FALCON COAL COMPANY, Appellant, v. CLARK EQUIPMENT COMPANY, Appellee.

No. 89-CA-1685-MR.

Court of Appeals of Kentucky.

October 26, 1990.

Discretionary Review Denied by Supreme Court March 6, 1991.

Lee A. Smith, Todd & Smith, Pikeville, for appellant.

Michael A. Stidham, Jackson, Keith McCord, McCord, Weaver & Troutman, P.C., Knoxville, for appellee.

Before HOWARD, LESTER and WILHOIT, JJ.

WILHOIT, Judge.

This appeal is from a summary judgment by the Breathitt Circuit Court holding that the appellee, Clark Equipment Company, was not liable to the appellant, Falcon Coal Company, on a theory of strict liability in tort for damages in the amount of $140,000.00 due to the destruction by fire of a front-end loader manufactured and sold by the appellee to the appellant.

*948 The only question raised as phrased by the appellant is whether it may recover from the appellee manufacturer "in a product liability tort action based upon the doctrine of strict liability where the subject damage is limited to the product itself."

The front-end loader was purchased by the appellant from the appellee in February 1973. In October of that same year, after being used for about 2,800 hours, the loader caught fire, allegedly due to a manufacturing defect, and sustained the injury for which damages are sought. The loader was insured against casualty loss, and the insurer paid the appellant under the terms of the insurance policy for the loss incurred.
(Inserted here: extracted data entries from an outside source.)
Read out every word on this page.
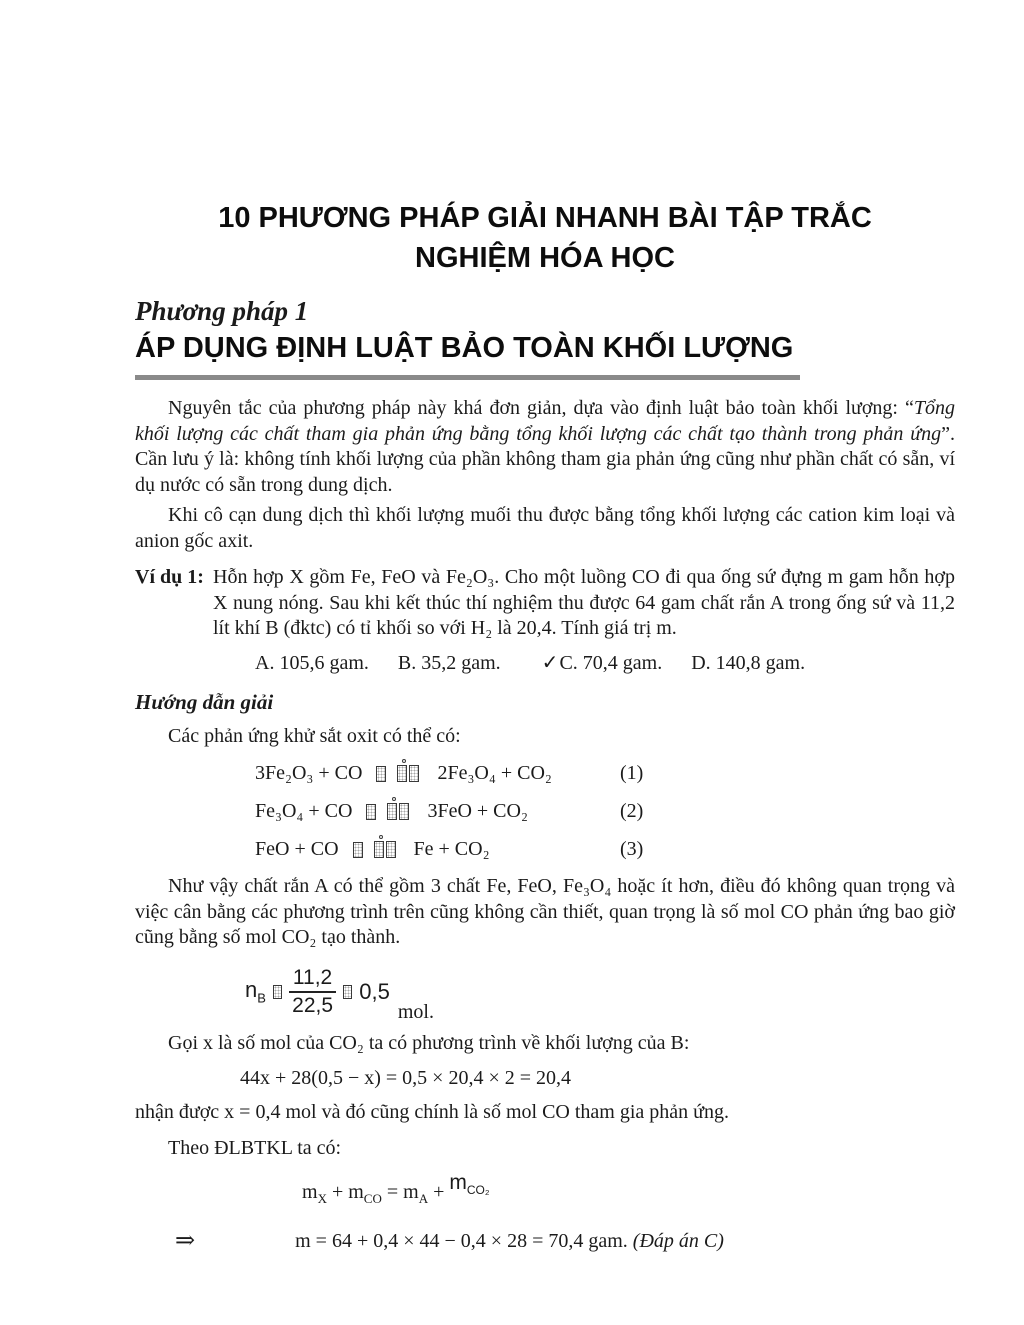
10 PHƯƠNG PHÁP GIẢI NHANH BÀI TẬP TRẮC
NGHIỆM HÓA HỌC
Phương pháp 1
ÁP DỤNG ĐỊNH LUẬT BẢO TOÀN KHỐI LƯỢNG

Nguyên tắc của phương pháp này khá đơn giản, dựa vào định luật bảo toàn khối lượng: “Tổng khối lượng các chất tham gia phản ứng bằng tổng khối lượng các chất tạo thành trong phản ứng”. Cần lưu ý là: không tính khối lượng của phần không tham gia phản ứng cũng như phần chất có sẵn, ví dụ nước có sẵn trong dung dịch.

Khi cô cạn dung dịch thì khối lượng muối thu được bằng tổng khối lượng các cation kim loại và anion gốc axit.

Ví dụ 1: Hỗn hợp X gồm Fe, FeO và Fe₂O₃. Cho một luồng CO đi qua ống sứ đựng m gam hỗn hợp X nung nóng. Sau khi kết thúc thí nghiệm thu được 64 gam chất rắn A trong ống sứ và 11,2 lít khí B (đktc) có tỉ khối so với H₂ là 20,4. Tính giá trị m.
A. 105,6 gam. B. 35,2 gam. ✓C. 70,4 gam. D. 140,8 gam.
Hướng dẫn giải

Các phản ứng khử sắt oxit có thể có:

3Fe₂O₃ + CO	2Fe₃O₄ + CO₂	(1)
Fe₃O₄ + CO	3FeO + CO₂	(2)
FeO + CO	Fe + CO₂	(3)

Như vậy chất rắn A có thể gồm 3 chất Fe, FeO, Fe₃O₄ hoặc ít hơn, điều đó không quan trọng và việc cân bằng các phương trình trên cũng không cần thiết, quan trọng là số mol CO phản ứng bao giờ cũng bằng số mol CO₂ tạo thành.

$n_B \frac{11,2}{22,5} 0,5$
mol.

Gọi x là số mol của CO₂ ta có phương trình về khối lượng của B:

44x + 28(0,5 − x) = 0,5 × 20,4 × 2 = 20,4

nhận được x = 0,4 mol và đó cũng chính là số mol CO tham gia phản ứng.

Theo ĐLBTKL ta có:

$m_X + m_{CO} = m_A + m_{CO_2}$
⇒	m = 64 + 0,4 × 44 − 0,4 × 28 = 70,4 gam. (Đáp án C)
The appellant argues that under the common law in this jurisdiction, the theory of recovery advanced by it is recognized. In support of this it cites C & S Fuel, Inc. v. Clark Equipment Company, 524 F. Supp. 949 (E.D.Ky. 1981), Hardly Able Coal Company v. International Harvester Company, 494 F. Supp. 249 (N.D.Ill.1980), C.D. Herme, Inc. v. R.C. Tway Company, Inc., Ky., 294 S.W.2d 534 (1956), and Dealers Transport Company, Inc. v. Battery Distributing Company, Ky., 402 S.W.2d 441 (1966). The two federal district court cases involved the application of Kentucky law to facts nearly identical to those alleged here. Both courts believed that under Kentucky law a tort action in strict liability could be maintained where the defective product alone is damaged. Both courts cited C.D. Herme, Inc. v. R.C. Tway Company Inc., supra, in reaching their decisions, although the Kentucky district court appears to have been more persuaded by a prior similar unpublished decision of the U.S. Court for the Western District of Kentucky and the need for uniform application of the law. For a number of reasons we do not believe that the Herme case is dispositive of the question before us.

First of all, Herme was not a strict liability case and did not involve injury only to the product itself. Also, that case predated this jurisdiction's adoption of Section 402A of the Restatement (Second) of Torts in Dealers Transport Co., supra, and, of course, did not consider the meaning of "property" as used in that section. Finally, the decision in Herme also predated the adoption of KRS 355.2-314 and 355.2-315.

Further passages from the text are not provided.